In all, I have quite a few components keeping my home automation system running. Some are apps I use every day, some are for managing different parts of the infrastructure and a few are for entertainment. Nearly everything here runs in docker on my NAS or one of two dedicated docker servers.

  • Home Assistant powers the automations and connectivity between a wide range of smart devices. Security system, locks, lights, HVAC, weather, various sensors and internet services glue a complex system into a mostly voice controlled house.
  • Frigate is becoming the primary way we interact with video. It sits with Home Assistant on a dedicated server with a TPU and GPU to power 15 cameras of object detection. This is used as a sidecar to Surveillance Station.
  • Surveillance Station is the storage system for the security video. There over 20 cameras total, but not all need object detection. This system keeps the video for a week and manages time lapses.
  • OpenSpeedTest is just a tool I can use to diagnose network issues.
  • searX Metasearch Engine is a search engine aggregator I use to connect multiple search engines to Open WebUI for adding web search context to LLM queries.
  • Ollama Open WebUI is my private “GPT.” When I need to send thousands of queries without paying OpenAI, I use my own server. It’s using a 4070 and 2080TI to allow me to host both large language and vision detection models at the same time.
  • Gitea is where I keep my code.
  • Metabase is an interesting visualization platform I have been checking out.
  • phpMyAdmin is how I work with MySQL. I use MySQL to store data for internal services that store weather data or the haikubox bird data. My Ollama server also hosts a handful of python scripts that are scheduled to gather data from various places and store it in MySQL for later use.
  • Plex is where I keep video I can’t find to stream. Basically it’s two categories of content: Things we watch when the internet is down and things we can’t find on the streaming services we pay for.
  • Audio Station is not something I really use much, but it has come in handy a few times. Essentially it’s the end of my iTunes backup strategy. My PC downloads music I purchase from iTunes. SyncFolder keeps it backed up to my house NAS, and my house NAS keeps a copy synced to the smaller NAS in the shop. I have decades of music so I try not to lose it.
  • Cisco Switches are all here for management over IP.
  • Synology DSM for both the house and shop NAS. It’s how I manage backups, docker, updates, etc.
  • Dozzle is on all servers to keep visibility of what docker containers are up to for all 3 servers.
  • Netdata is not on the Synology NAS, but I run it on the other two for visibility.

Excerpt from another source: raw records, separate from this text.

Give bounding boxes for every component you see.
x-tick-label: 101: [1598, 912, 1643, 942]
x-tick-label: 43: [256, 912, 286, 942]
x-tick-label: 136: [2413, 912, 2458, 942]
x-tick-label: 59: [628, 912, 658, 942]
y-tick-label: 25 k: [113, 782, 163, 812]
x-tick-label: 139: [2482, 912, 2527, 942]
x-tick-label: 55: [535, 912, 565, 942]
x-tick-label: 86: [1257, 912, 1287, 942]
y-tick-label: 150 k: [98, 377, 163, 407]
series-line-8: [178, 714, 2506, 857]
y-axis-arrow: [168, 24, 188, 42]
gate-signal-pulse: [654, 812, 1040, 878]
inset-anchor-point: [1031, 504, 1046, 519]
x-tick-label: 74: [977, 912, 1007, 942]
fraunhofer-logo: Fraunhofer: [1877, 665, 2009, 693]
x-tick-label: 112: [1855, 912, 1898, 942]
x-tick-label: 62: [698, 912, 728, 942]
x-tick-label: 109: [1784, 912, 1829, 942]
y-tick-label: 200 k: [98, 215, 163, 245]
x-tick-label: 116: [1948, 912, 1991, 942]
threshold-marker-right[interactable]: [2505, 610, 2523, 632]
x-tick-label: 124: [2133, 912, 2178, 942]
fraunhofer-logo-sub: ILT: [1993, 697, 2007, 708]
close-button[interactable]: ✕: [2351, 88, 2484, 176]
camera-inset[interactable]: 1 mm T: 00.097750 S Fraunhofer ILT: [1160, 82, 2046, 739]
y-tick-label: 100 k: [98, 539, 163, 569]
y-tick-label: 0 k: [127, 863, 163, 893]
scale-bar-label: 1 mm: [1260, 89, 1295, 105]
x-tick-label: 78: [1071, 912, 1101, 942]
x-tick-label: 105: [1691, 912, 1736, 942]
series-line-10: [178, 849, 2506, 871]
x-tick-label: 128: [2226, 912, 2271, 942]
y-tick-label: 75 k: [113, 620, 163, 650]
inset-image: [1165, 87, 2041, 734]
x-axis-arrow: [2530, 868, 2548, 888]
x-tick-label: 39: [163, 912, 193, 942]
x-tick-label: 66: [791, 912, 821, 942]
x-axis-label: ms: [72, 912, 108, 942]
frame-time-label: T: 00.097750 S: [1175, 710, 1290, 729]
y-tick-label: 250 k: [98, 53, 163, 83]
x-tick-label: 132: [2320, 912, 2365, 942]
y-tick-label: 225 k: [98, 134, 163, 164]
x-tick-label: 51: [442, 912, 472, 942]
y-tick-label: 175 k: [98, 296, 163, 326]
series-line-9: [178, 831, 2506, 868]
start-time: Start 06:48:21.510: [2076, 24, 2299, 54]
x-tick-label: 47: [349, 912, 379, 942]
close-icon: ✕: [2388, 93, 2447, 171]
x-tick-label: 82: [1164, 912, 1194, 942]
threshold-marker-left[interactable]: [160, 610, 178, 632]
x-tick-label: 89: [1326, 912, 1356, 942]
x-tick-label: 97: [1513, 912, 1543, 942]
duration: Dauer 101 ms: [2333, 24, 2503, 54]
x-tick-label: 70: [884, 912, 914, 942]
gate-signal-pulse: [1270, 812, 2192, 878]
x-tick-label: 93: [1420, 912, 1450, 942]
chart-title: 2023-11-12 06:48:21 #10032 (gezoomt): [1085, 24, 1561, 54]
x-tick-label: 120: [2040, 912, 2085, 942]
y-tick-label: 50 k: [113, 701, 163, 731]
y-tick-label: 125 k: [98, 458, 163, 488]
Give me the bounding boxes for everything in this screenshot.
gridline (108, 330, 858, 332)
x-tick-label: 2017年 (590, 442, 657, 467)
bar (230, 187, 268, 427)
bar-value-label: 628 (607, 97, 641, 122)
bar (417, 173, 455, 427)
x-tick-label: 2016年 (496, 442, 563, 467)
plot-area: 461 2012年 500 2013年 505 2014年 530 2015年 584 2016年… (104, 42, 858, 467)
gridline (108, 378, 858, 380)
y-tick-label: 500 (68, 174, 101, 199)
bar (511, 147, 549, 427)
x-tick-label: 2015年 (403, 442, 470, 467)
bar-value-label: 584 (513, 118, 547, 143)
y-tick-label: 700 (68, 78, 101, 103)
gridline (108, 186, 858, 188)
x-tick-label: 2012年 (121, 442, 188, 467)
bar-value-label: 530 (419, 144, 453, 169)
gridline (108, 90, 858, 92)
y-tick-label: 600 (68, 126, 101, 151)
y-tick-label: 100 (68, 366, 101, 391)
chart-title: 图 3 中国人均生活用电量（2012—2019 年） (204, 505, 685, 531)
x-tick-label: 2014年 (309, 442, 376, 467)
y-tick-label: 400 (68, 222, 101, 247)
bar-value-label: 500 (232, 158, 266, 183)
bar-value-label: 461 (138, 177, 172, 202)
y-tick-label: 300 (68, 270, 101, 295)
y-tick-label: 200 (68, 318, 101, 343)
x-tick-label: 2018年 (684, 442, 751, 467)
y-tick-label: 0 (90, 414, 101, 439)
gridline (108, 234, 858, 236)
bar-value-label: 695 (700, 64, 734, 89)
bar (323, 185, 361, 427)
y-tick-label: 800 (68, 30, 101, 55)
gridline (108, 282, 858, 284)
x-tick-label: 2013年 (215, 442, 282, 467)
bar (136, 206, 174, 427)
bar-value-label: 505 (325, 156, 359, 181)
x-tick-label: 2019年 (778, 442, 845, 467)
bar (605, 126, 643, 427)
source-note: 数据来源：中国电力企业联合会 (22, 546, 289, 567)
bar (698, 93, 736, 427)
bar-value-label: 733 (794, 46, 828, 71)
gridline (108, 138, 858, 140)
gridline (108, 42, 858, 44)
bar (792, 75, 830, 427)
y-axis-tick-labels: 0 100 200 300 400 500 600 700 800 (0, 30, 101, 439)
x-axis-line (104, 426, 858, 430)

These are the top level apps I use, but there are many integrations to Home Assistant I use connect it to all of the smart devices it manages.

All of the complex automations that you can create are amazing, but sometimes it’s the simple things. It takes a lot of batteries to keep all of the sensors and locks running. Home Assistant lets me aggregate the battery status to a single view. Time to change that Front Driveway Motion battery.

I have been asked about Home Automation as a product and I hope this helps explain my position. Today, to connect up all of the various services, protocols and devices securely, keep everything up to date and manage all of the configuration and automations requires an engineer. If you are willing to spend hours of your personal time it can be amazing, but it’s the furthest thing from “set and forget” there is.